Since those tumultuous times, Determan has dedicated much of her time and effort to promoting and serving American agriculture generally and the U.S. pork industry specifically. She served on the Iowa 4-H Foundation board of directors, including as chairwoman in 2012, and recently was nominated by Iowa Gov. Terry Branstad to serve on the Iowa Great Places Advisory Board. She also was elected to the U.S. Animal Health Association board. She has been a volunteer committee member for NPPC for the past 20 years and for the National Pork Board for nearly 15 years.
“As president of NPPC, Barb guided the organization through a period of great turmoil, and since that time, she’s dedicated herself to promoting and helping our industry,” says newly-elected NPPC President Ken Maschhoff, a pork producer from Carlyle, Ill. “For her can-do spirit and innumerable contributions to the U.S. pork industry, we are extremely pleased to induct Barb Determan into the NPPC Hall of Fame.”
Late Doug Wolf inducted into NPPC Hall of Fame
For his passion for pork production and his genuine care and concern for those in the pork industry, the late Doug Wolf, a pork producer from Lancaster, Wis., today was inducted into the Hall of Fame of the National Pork Producers Council at the organization’s annual business meeting.

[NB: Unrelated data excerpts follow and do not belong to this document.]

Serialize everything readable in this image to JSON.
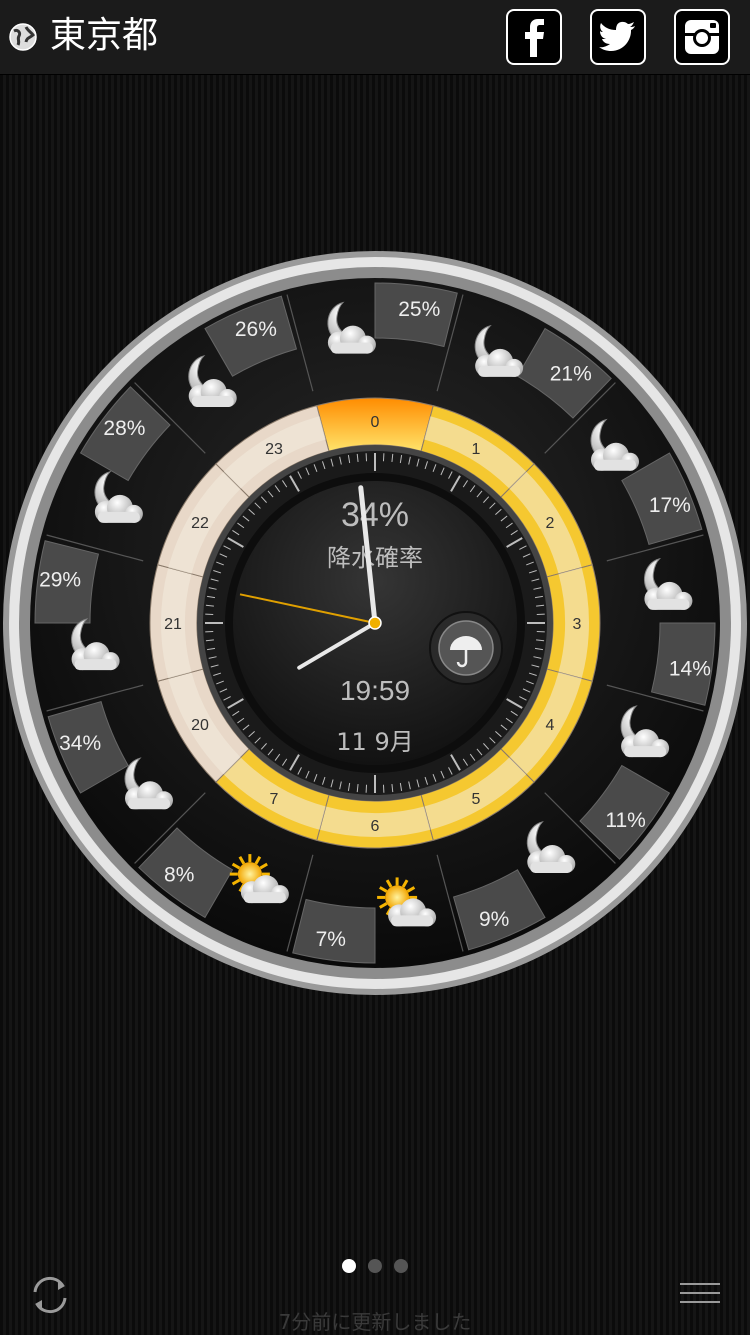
{
  "header": {
    "city": "東京都",
    "icons": [
      "globe-icon",
      "facebook-icon",
      "twitter-icon",
      "instagram-icon"
    ]
  },
  "dial": {
    "precip_percent": "34%",
    "precip_label": "降水確率",
    "time": "19:59",
    "date": "11 9月",
    "current_hour": 0,
    "hours": [
      {
        "hour": 0,
        "percent": "25%",
        "weather": "moon-cloud"
      },
      {
        "hour": 1,
        "percent": "21%",
        "weather": "moon-cloud"
      },
      {
        "hour": 2,
        "percent": "17%",
        "weather": "moon-cloud"
      },
      {
        "hour": 3,
        "percent": "14%",
        "weather": "moon-cloud"
      },
      {
        "hour": 4,
        "percent": "11%",
        "weather": "moon-cloud"
      },
      {
        "hour": 5,
        "percent": "9%",
        "weather": "moon-cloud"
      },
      {
        "hour": 6,
        "percent": "7%",
        "weather": "sun-cloud"
      },
      {
        "hour": 7,
        "percent": "8%",
        "weather": "sun-cloud"
      },
      {
        "hour": 20,
        "percent": "34%",
        "weather": "moon-cloud"
      },
      {
        "hour": 21,
        "percent": "29%",
        "weather": "moon-cloud"
      },
      {
        "hour": 22,
        "percent": "28%",
        "weather": "moon-cloud"
      },
      {
        "hour": 23,
        "percent": "26%",
        "weather": "moon-cloud"
      }
    ],
    "hour_ring_labels": [
      "0",
      "1",
      "2",
      "3",
      "4",
      "5",
      "6",
      "7",
      "20",
      "21",
      "22",
      "23"
    ],
    "colors": {
      "current": "#ff8c00",
      "ring_warm": "#f5c830",
      "ring_cool": "#e8d8c8",
      "bezel": "#c8c8c8"
    }
  },
  "pager": {
    "pages": 3,
    "active": 0
  },
  "footer": {
    "updated_text": "7分前に更新しました",
    "icons": [
      "refresh-icon",
      "menu-icon"
    ]
  }
}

Wolf, who died suddenly last July, was a partner in Wolf L&G Farms LLC, with his wife, Kris, and son Shannon. The farm includes a sow farrow-to-finish operation, a cow-calf herd, feedlot and 1,200 acres on which corn, soybeans and alfalfa are raised.
He served on the NPPC board of directors for five years, including as president from March 2011 to March 2012. In addition to his service with NPPC, Wolf was involved with the National Pork Board — including as chairman of its Trade Committee — the U.S. Farmers and Ranchers Alliance, the U.S. Meat Export Federation, the Wisconsin Pork Association, the Grant County (Wis.) Pork Producers, the Wisconsin Farm Bureau and the National Cattlemen’s Beef Association.
Wolf was particularly interested in trade, knowing that pork industry growth would come from expanded export opportunities. He participated in several pork industry trade missions abroad.
“Doug Wolf was a humble guy, who put family first, the pork industry and farming second and himself last,” says NPPC CEO Neil Dierks. “His quiet, unassuming manner belied the fierce proponent he was for our industry. He truly valued the relationships he forged with pork producers around the country, and his spirit and love for agriculture and pork production lives on in many others, particularly his family. We are honored to have Doug be in the NPPC Hall of Fame.”